On the eve of Psychologists’ Day, which is celebrated on November 22, the Zdorovye Mail.ru website (UK project) conducted a survey and found out how Russians deal with psychological help, what is important for them when choosing a specialist and how they deal with stress.
It turned out that only 28% of the respondents had ever used psychological services, 6% of them had or underwent long-term psychotherapy (more than two months), and 19% turned to a psychologist or psychotherapist once – to get a solution to a specific request. The remaining respondents (4%) attended several psychological sessions (the therapy lasted less than two months), which explains why a small number of sessions is sufficient for them.
The vast majority (72%) of Russians have never turned to such specialists. At the same time, 60% of Russians surveyed in general extremely rarely consume psychological content or are not interested in it at all.
According to the survey, the majority of Russians believe they have no mental health problems. 66% of those who completed the questionnaire have no problems with personal boundaries – it is easy for them to refuse others. 53% admitted that they love themselves and have no self-esteem issues.
The most common reason (27.4%) for avoiding psychological help turned out to be that the respondents do not think they have any problems in this area. In second place (17.2%) is the disbelief that emotional problems can be solved. And on the third (14.8%) – the inability to afford a trip to a psychologist / psychotherapist due to financial difficulties.

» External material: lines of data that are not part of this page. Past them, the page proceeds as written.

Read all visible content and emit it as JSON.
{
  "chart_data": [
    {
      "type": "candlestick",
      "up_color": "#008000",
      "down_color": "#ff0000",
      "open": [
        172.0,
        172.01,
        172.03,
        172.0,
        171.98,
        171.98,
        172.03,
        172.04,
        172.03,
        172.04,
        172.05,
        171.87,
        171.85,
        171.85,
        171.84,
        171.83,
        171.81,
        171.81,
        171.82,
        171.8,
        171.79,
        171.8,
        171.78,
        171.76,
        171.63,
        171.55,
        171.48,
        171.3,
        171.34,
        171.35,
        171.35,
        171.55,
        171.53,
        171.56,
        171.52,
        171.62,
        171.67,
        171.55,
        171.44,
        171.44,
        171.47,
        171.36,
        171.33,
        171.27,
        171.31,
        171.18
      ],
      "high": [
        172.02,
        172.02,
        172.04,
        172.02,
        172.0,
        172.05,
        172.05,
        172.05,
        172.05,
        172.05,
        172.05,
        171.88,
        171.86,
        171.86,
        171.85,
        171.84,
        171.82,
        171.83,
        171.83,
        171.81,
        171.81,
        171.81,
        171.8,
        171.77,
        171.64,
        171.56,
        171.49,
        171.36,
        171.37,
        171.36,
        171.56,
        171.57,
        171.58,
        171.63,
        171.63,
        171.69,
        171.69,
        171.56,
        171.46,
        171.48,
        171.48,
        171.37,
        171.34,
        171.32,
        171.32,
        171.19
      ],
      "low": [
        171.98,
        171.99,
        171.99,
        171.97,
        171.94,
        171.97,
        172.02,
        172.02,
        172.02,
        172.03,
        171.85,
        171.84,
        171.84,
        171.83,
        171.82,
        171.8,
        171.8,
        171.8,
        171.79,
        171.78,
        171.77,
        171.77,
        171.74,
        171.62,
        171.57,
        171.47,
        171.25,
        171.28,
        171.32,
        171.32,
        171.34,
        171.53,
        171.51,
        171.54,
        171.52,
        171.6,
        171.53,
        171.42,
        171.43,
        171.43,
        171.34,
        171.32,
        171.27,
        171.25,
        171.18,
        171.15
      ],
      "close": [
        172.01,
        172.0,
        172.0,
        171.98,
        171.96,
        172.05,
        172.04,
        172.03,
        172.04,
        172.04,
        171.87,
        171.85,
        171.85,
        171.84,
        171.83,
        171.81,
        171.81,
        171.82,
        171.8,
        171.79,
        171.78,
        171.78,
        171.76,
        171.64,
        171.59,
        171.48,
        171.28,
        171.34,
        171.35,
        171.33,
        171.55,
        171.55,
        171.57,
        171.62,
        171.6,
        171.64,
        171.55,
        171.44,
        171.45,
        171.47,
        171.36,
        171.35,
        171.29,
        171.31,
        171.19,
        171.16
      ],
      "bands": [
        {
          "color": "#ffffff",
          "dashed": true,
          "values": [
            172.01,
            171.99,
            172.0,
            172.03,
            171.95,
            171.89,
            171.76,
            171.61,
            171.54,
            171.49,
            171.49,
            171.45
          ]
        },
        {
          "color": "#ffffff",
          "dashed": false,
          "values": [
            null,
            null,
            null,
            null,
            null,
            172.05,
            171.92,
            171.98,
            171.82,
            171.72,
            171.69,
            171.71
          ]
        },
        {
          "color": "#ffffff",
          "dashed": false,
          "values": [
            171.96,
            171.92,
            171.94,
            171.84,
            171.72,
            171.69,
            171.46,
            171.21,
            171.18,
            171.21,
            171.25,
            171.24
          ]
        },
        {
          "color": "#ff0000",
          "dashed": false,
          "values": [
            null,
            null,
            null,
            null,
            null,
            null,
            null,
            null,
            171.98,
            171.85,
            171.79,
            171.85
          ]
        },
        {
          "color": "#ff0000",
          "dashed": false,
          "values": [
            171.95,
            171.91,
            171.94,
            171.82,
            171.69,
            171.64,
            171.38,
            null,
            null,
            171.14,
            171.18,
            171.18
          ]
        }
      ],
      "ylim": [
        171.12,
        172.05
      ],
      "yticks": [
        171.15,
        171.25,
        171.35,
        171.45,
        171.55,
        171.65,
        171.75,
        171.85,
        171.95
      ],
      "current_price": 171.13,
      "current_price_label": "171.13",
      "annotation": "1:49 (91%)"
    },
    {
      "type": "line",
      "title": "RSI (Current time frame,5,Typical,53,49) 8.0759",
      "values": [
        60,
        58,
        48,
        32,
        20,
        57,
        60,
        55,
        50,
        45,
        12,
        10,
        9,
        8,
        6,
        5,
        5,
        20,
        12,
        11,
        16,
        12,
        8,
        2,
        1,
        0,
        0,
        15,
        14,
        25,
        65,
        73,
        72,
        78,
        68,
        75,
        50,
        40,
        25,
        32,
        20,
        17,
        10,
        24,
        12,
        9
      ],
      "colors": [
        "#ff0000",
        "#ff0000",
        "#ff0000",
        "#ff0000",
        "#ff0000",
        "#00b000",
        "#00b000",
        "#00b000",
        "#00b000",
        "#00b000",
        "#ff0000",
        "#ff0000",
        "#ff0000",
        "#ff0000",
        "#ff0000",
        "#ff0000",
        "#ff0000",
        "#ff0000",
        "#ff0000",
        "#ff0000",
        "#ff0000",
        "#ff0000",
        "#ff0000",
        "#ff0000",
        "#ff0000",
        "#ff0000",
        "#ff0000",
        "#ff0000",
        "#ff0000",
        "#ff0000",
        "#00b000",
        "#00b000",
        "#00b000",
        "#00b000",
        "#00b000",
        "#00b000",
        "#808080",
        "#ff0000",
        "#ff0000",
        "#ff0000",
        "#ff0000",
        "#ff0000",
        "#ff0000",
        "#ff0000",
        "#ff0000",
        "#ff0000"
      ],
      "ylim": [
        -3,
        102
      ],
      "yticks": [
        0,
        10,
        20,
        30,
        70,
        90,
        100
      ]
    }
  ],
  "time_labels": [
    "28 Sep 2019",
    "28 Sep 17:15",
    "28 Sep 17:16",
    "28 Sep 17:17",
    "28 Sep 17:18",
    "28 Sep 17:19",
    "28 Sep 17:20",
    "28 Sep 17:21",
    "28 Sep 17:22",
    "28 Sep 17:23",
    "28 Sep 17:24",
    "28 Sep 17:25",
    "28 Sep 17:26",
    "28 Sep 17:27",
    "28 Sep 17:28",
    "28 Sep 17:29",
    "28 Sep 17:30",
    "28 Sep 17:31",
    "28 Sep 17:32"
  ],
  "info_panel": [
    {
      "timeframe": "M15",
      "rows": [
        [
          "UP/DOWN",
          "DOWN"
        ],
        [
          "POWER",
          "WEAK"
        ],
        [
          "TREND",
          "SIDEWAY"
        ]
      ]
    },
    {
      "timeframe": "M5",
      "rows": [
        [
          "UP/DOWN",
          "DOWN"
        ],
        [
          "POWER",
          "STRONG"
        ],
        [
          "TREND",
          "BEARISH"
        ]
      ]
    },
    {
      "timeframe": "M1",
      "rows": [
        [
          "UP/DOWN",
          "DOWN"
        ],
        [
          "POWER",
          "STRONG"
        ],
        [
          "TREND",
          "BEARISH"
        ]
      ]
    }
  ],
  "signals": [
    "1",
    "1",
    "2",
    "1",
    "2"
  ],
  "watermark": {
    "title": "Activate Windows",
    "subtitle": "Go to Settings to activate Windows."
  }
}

Only 1.5% of the respondents are afraid of stigmatization in connection with contacting specialists.
In turn, the most common reason for contacting a psychologist or psychotherapist is anxiety and depression. This was reported by 31% of respondents. Also, 11% of Russians asked for help because of low self-esteem. An equal percentage (10%) scored reasons as violent relationships and the loss of a loved one.
Almost 33% of Russians, when choosing a specialist, assess his education and experience. But the sex of the psychologist/psychotherapist doesn’t matter – 62% of the respondents indicated this.
In terms of self-help, the majority (23%) of respondents are helped by being alone. A slightly smaller number of people (17%) meet up with friends more often at difficult times. Unfortunately, there are people (and there are a lot of them – 14%) who prefer to drown out problems with alcohol or other addictions.